De erros e desacertos: uma análise da produtora Brasil Paralelo (2)

Nos documentários criativos dos produtores gaúchos há uma série de elementos que revelam a inspiração propiciada pelos filmes de Steve Bannon
Estudante de medicina durante protesto na Cinelândia, em 1968. Foto: Evandro Teixeira
01/07/2021

Documentários muito engraçados
No plano da cultura audiovisual, a produtora Brasil Paralelo assumiu a tarefa de popularizar a versão conspiratória do Orvil (que analisei em coluna anterior e que basicamente reduz a história republicana, a partir de 1922, a um conjunto de tentativas de tomada do poder pelos perigosos e infatigáveis comunistas) numa série de documentários históricos muito engraçados (não tinham fatos, não tinham nada), eivados de grosseiros erros factuais, como demonstrei na análise do filme 1964: O Brasil entre armas e livros, dirigido por Filipe Valerim e Lucas Ferrugem. E, no entanto, seus criativos filmes já alcançaram mais de 30 milhões de espectadores.

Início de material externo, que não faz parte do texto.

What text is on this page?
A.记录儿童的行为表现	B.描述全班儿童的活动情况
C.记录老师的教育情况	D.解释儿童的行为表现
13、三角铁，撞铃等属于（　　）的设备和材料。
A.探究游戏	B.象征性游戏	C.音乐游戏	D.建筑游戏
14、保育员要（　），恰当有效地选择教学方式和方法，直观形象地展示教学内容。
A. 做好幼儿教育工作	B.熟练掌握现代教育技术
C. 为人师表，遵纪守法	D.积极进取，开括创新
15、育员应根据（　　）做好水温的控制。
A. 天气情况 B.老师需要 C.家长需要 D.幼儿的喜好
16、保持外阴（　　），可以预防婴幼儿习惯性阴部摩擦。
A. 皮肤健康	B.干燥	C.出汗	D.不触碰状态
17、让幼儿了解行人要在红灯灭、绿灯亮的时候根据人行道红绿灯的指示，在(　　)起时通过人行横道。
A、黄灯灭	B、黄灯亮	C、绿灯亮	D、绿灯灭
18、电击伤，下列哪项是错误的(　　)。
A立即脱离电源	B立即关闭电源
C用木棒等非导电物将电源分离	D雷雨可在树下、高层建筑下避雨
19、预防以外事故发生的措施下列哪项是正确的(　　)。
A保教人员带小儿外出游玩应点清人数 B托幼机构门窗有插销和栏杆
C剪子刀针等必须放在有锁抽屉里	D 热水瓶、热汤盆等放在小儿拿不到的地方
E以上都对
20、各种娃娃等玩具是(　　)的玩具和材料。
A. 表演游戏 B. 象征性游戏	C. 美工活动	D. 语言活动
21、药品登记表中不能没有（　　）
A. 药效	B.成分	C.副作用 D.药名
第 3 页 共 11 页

Como entender esse êxito inegável? Afinal, como a plataforma da produtora afirma (em tom que não deixa de ser ameaçador): “Documentários e filmes gratuitos que já ensinaram milhões de brasileiros”.

Uma fonte e a repercussão
Um passo atrás, na tentativa de localizar inspiração para o projeto. Ora, os diretores da produtora Brasil Paralelo certamente assistiram aos documentários de Steve Bannon, com destaque para Generation zero.[1] O documentário propõe uma leitura muito particular da grande crise econômica de 2008, localizando suas raízes na contracultura da década de 1960 e na identificação de um delirante marxismo cultural que teria corrompido a “essência” da civilização ocidental, judaico-cristã, e, em consequência, teria debilitado a experiência histórica norte-americana. Num duplo twist carpado hermenêutico, descobrimos que a explosão da bolha financeira e imobiliária aí encontra sua causa primeira. Em 1964: O Brasil entre armas e livros, a interpretação sobre a década de 1960 é exatamente a mesma e, de igual modo, localiza-se a origem da hegemonia cultural da esquerda no clima “permissivo” forjado pelo espírito da contracultura.

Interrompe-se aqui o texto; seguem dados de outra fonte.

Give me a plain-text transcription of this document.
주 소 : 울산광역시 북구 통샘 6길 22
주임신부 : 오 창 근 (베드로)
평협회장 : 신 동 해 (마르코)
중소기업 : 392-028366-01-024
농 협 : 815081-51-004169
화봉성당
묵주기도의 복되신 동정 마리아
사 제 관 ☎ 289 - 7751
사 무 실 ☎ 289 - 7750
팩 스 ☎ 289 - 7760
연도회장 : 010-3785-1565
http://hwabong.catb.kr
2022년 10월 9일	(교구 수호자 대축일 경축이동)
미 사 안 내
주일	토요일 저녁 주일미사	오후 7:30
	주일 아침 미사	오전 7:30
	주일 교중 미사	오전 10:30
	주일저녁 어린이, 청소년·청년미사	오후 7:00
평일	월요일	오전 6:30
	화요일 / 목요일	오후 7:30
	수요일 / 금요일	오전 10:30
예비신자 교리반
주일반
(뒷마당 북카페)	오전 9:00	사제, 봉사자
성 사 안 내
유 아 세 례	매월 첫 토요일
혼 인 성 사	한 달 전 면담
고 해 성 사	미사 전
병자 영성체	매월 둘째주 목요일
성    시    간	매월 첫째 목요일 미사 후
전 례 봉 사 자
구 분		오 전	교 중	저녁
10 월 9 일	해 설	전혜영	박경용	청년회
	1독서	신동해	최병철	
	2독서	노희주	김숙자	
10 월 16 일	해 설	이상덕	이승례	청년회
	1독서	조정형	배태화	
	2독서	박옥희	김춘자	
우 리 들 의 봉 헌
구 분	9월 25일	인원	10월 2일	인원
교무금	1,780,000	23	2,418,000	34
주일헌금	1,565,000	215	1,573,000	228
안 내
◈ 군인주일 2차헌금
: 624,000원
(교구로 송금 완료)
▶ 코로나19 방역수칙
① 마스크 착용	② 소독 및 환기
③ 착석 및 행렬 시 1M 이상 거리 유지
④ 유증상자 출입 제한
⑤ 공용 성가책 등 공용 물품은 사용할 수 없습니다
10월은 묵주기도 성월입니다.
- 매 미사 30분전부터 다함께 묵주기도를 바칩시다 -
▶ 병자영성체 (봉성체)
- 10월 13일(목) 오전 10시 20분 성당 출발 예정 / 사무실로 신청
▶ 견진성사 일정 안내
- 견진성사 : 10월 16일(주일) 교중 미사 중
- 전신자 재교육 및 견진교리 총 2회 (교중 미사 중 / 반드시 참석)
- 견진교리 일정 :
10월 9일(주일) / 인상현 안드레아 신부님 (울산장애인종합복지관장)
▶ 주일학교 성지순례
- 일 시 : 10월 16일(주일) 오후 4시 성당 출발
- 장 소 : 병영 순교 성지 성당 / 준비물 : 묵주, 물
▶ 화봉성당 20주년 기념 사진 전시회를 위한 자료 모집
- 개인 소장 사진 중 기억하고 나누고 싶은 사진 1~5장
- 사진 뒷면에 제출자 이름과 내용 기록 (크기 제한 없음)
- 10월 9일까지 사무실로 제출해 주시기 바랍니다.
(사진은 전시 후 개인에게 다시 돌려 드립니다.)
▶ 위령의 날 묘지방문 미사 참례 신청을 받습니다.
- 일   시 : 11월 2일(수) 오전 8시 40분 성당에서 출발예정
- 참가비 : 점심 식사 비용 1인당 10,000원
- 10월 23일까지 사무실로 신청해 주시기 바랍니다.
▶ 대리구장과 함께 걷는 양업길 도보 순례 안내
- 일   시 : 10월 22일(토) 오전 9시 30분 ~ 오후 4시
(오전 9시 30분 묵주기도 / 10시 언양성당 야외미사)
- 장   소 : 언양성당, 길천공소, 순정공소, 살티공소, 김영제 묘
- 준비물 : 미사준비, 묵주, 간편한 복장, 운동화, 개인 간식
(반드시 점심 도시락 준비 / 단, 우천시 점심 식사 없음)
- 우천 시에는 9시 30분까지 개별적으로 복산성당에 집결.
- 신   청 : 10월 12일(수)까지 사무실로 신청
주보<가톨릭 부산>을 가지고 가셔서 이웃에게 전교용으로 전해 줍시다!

Nos documentários criativos da Brasil Paralelo há uma série de elementos que revelam a inspiração propiciada pelos filmes de Steve Bannon: a estética de uma sucessão vertiginosa de imagens nem sempre relacionadas com a narração; montagem intimamente associada ao ritmo de videogames; idêntica interpretação conservadora, por vezes reacionária, da história; manipulação de fatos e dados, a fim de corroborar uma perspectiva revisionista; uso mimético da trilha sonora como mera ilustração de uma atmosfera em geral sombria, pois, claro está, o filme “desvenda” elaborados movimentos conspiratórios de alcance planetário.

Os documentários de Bannon evidentemente defendem um projeto político, como o próprio diretor assume. Brasil Paralelo, aqui também, emula o mestre.

A estrutura das teorias conspiratórias
René Armand Dreifuss inovou no estudo do golpe militar de 1964 com um livro-marco: A conquista do Estado. O cientista político realizou um levantamento minucioso do acordo político que urdiu uma conspiração envolvendo civis e militares para derrubar o governo João Goulart. O golpe foi cuidadosamente gestado por meio principalmente de duas frentes de atuação. De um lado, como o Instituto de Pesquisa e Estudos Sociais (Ipes) responsabilizou-se pela promoção de ideias anticomunistas através da produção de peças de propaganda — filmes, documentários, folhetos, revistas e livros. De outro, o Instituto Brasileiro de Ação Democrática (Ibad) assumiu a tarefa de apoiar uma nova geração de políticos para assegurar uma forte bancada suprapartidária. Fundado no final do governo de Juscelino Kubitschek, foi a partir da renúncia de Jânio Quadros, em agosto de 1961, que sua atuação cresceu em ritmo vertiginoso. O “complexo Ipes/Ibad”, termo empregado por Dreifuss, foi fundamental na montagem da articulação civil-militar do golpe de 1964, representando uma das mais decisivas ações da direita brasileira para obter hegemonia nos campos político, econômico e cultural.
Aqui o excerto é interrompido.